Et, bien sûr, se rajoute à toutes les qualités de ce sublime roman, ce voyage si envoûtant dans le milieu universitaire. Moi qui suis si nostalgique de mes années de faculté, j'ai retrouvé avec plaisir et émotion, ces débats, ces ambiances de travail et de réflexion, ces cours, ces couloirs pleins d'étudiants .... Cette vie universitaire si riche qui m'est si chère.
Un roman à ouvrir très vite. Un merci à Anna Gavalda ... sans elle, je n'aurai jamais découvert ce roman. Pire ... jamais connu William Stoner.
" Le passé surgissait des ténèbres où il se tenait embusqué, des êtres revenaient à la vie devant lui, tout ce qui avait vécu se mêlait au présent et les morts côtoyaient les vivants.

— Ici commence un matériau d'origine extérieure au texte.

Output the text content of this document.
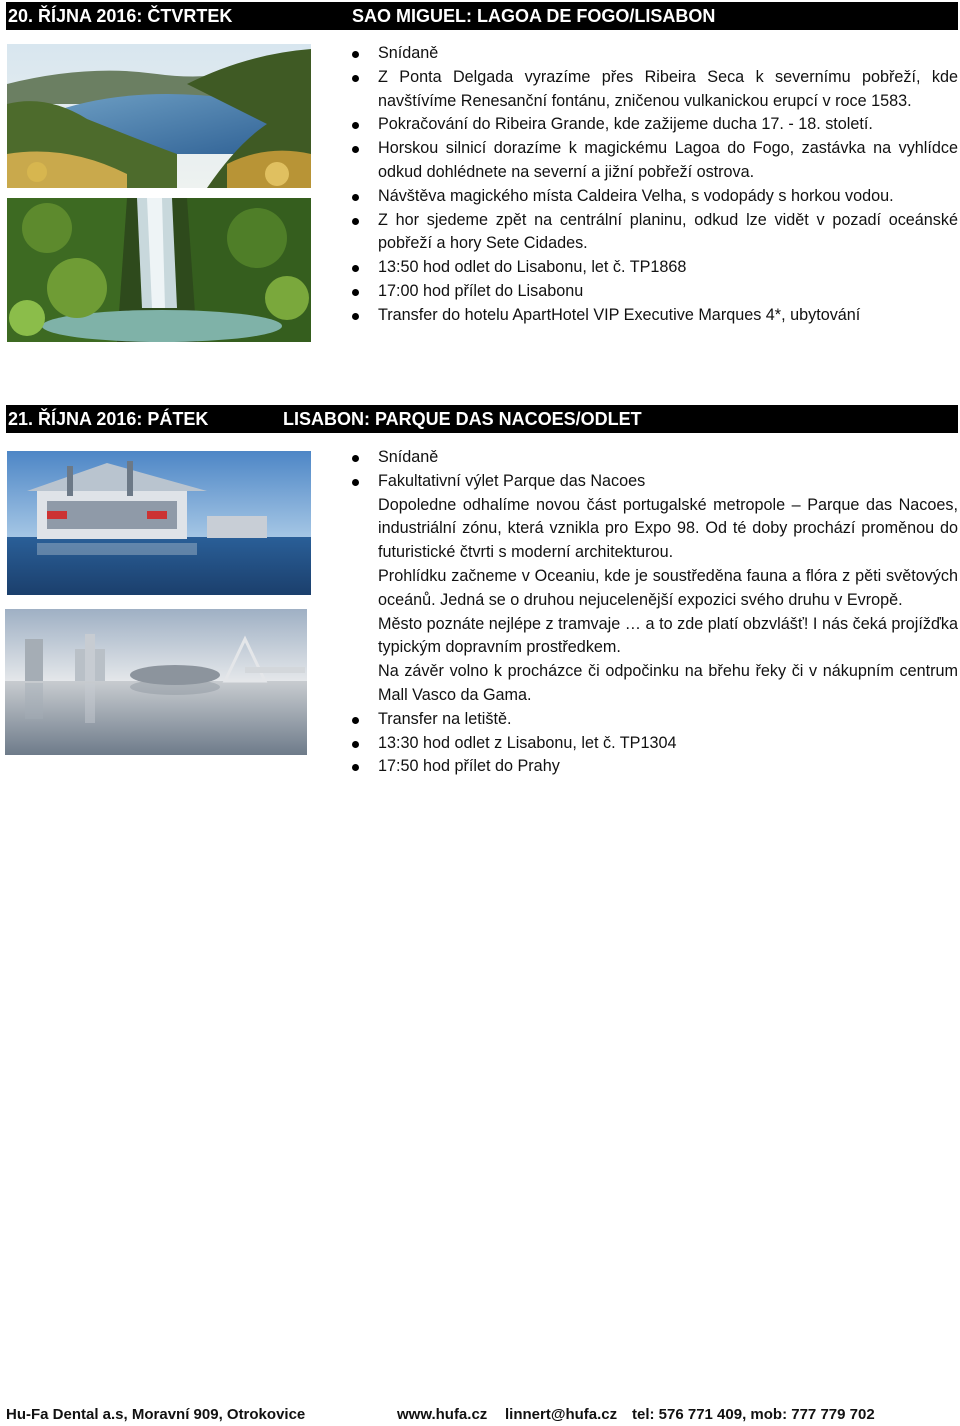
20. ŘÍJNA 2016: ČTVRTEK	SAO MIGUEL: LAGOA DE FOGO/LISABON
Snídaně
Z Ponta Delgada vyrazíme přes Ribeira Seca k severnímu pobřeží, kde navštívíme Renesanční fontánu, zničenou vulkanickou erupcí v roce 1583.
Pokračování do Ribeira Grande, kde zažijeme ducha 17. - 18. století.
Horskou silnicí dorazíme k magickému Lagoa do Fogo, zastávka na vyhlídce odkud dohlédnete na severní a jižní pobřeží ostrova.
Návštěva magického místa Caldeira Velha, s vodopády s horkou vodou.
Z hor sjedeme zpět na centrální planinu, odkud lze vidět v pozadí oceánské pobřeží a hory Sete Cidades.
13:50 hod odlet do Lisabonu, let č. TP1868
17:00 hod přílet do Lisabonu
Transfer do hotelu ApartHotel VIP Executive Marques 4*, ubytování
21. ŘÍJNA 2016: PÁTEK	LISABON: PARQUE DAS NACOES/ODLET
Snídaně

Fakultativní výlet Parque das Nacoes

Dopoledne odhalíme novou část portugalské metropole – Parque das Nacoes, industriální zónu, která vznikla pro Expo 98. Od té doby prochází proměnou do futuristické čtvrti s moderní architekturou.

Prohlídku začneme v Oceaniu, kde je soustředěna fauna a flóra z pěti světových oceánů. Jedná se o druhou nejucelenější expozici svého druhu v Evropě.

Město poznáte nejlépe z tramvaje … a to zde platí obzvlášť! I nás čeká projížďka typickým dopravním prostředkem.

Na závěr volno k procházce či odpočinku na břehu řeky či v nákupním centrum Mall Vasco da Gama.

Transfer na letiště.
13:30 hod odlet z Lisabonu, let č. TP1304
17:50 hod přílet do Prahy
Hu-Fa Dental a.s, Moravní 909, Otrokovice	www.hufa.cz linnert@hufa.cz tel: 576 771 409, mob: 777 779 702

Ainsi, l'espace d'un instant, il avait l'impression d'être emporté, compacté, dans une sorte de réalité impossible dont il ne pouvait ni ne voulait s'échapper.
Tristan et la douce Iseult marchaient devant lui, Paolo et Francesca, ls amants maudits de La divine comédie, tourbillonnaient dans les feux de l'enfer et les visages déformés par la terreur d'Hélène et du beau Parîs surgissaient de l'ombre. Il se tenait auprès d'eux avec une intimité qu'il aurait été bien incapable de partager avec ses condisciples. Tous ces jeunes gens qui vaquaient avec désinvolture d'une classe à l'autre, qui logeaient sur place, au sein même de cette magnifique université, à Columbia, dans le Missouri et qui s'en allaient pleins d'insouciance dans le grand air du Middle West. "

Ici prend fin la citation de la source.